◉話題作、読んで観る?◉ 第17回「空母いぶき」
©かわぐちかいじ・惠谷治・小学館/『空母いぶき』フィルムパートナーズ
原作:かわぐちかいじ『空母いぶき』(小学館「ビッグコミック」連載中・協力:惠谷治)/企画:福井晴敏/脚本:伊藤和典 長谷川康夫/音楽:岩代太郎/監督:若松節朗/出演:西島秀俊 佐々木蔵之介 本田翼 小倉久寛 髙島政宏 玉木宏ほか/配給:キノフィルムズ 木下グループ
5月24日(金)より全国ロードショー
▼映画公式サイトはこちら
https://kuboibuki.jp/
2014年から「ビッグコミック」で連載中のかわぐちかいじの同名漫画が実写映画化された。『沈黙の艦隊』『ジパング』などスケールの大きな作風で知られるかわぐち作品だけに、航空機搭載型護衛艦「いぶき」を中心に、イージス艦、潜水艦、ステルス型戦闘機が織り成す迫力あるミリタリーものとなっている。
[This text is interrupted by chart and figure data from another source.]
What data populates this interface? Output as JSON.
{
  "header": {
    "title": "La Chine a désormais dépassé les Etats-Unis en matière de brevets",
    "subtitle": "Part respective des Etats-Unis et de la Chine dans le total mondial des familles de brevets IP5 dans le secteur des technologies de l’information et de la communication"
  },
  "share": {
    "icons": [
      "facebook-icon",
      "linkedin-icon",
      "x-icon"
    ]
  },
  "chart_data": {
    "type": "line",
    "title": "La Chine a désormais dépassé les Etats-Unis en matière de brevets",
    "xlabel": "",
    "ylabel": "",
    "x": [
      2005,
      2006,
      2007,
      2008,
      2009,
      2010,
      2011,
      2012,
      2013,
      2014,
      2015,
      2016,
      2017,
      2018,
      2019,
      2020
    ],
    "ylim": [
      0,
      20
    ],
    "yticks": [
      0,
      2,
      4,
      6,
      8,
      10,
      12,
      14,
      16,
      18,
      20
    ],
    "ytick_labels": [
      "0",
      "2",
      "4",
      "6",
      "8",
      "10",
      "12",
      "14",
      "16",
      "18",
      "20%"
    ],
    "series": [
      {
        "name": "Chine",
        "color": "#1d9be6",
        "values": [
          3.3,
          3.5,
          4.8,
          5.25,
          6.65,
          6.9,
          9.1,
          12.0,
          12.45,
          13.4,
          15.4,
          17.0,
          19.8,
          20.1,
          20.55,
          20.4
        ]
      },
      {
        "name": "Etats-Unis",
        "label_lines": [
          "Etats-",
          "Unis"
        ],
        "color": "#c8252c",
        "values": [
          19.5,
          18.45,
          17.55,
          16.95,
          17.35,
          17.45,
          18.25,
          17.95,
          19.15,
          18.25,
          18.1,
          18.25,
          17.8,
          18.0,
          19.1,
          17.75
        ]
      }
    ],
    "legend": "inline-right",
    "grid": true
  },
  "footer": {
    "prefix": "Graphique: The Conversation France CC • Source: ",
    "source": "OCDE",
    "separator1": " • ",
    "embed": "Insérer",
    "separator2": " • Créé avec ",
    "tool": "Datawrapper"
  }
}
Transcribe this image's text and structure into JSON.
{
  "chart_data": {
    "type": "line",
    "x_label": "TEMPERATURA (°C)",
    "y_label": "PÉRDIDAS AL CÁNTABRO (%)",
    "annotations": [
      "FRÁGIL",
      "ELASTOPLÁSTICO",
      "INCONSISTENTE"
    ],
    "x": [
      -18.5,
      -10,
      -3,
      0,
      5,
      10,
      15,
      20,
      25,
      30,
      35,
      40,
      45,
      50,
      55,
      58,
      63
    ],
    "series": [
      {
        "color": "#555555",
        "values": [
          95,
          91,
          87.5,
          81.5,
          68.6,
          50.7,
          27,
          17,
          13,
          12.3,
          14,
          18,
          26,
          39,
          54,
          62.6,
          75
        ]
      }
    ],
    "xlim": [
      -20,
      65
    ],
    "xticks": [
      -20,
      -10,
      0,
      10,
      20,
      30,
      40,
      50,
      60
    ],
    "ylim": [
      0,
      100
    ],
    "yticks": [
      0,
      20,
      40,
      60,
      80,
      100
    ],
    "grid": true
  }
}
航空自衛隊のエースパイロットだった秋津(西島秀俊)を初代艦長に迎えた「いぶき」は名目上は護衛艦だが、実質的には自衛隊初となる空母。国会や世論から厳しい目で見られていた。そんな折、国籍不明の武装勢力が日本領の孤島を占拠。演習中だった「いぶき」を旗艦とする海上自衛隊の第5護衛隊群は、東京にいる垂水総理(佐藤浩市)からの発令を受け、戦後初となる防衛出動をすることになる。
原作では自衛隊が交戦する相手は尖閣諸島に侵攻した中国軍となっていたが、映画では架空の国「東亜連邦」と設定をアレンジ。政治的に偏った視点にならないよう配慮しつつ、日本領に他国が攻め込んできたらどうなるかをシミュレーションしてみせている。また、原作にはないネットニュース記者(本田翼)やコンビニの女性店員(深川麻衣)らを登場させ、海洋上での軍事衝突が社会全体に大きな影響を与える様子も盛り込んでいる。
「いぶき」をはじめとする海上自衛隊の護衛艦隊と敵艦隊との攻防は、まるで詰め将棋のよう。襲い掛かる対艦ミサイルや魚雷の一発一発に対し、秋津艦長は冷静に対処。次の一手を予測しながら、戦局を展開していく。専守防衛を命じられている自衛隊員たちが、不利な状況をどう乗り越えていくかが見どころだ。
ひときわ印象に残るのは、敵戦闘機を対空ミサイルで迎撃するシーン。ボタンひとつ押すだけでミサイルが発射され、レーダー上からひとつの命が消えてしまう。最新ハイテク兵器の性能の高さと恐怖を同時に感じさせる。
本作を撮った若松節朗監督は、日航機墜落事故を題材にした『沈まぬ太陽』が高く評価され、2020年には福島第一原発事故を真正面から描いた『Fukushima50』の公開が控えている。骨太な若松作品に触れると、平和という名の日常生活を永続させるのは容易ではないことを痛感させられる。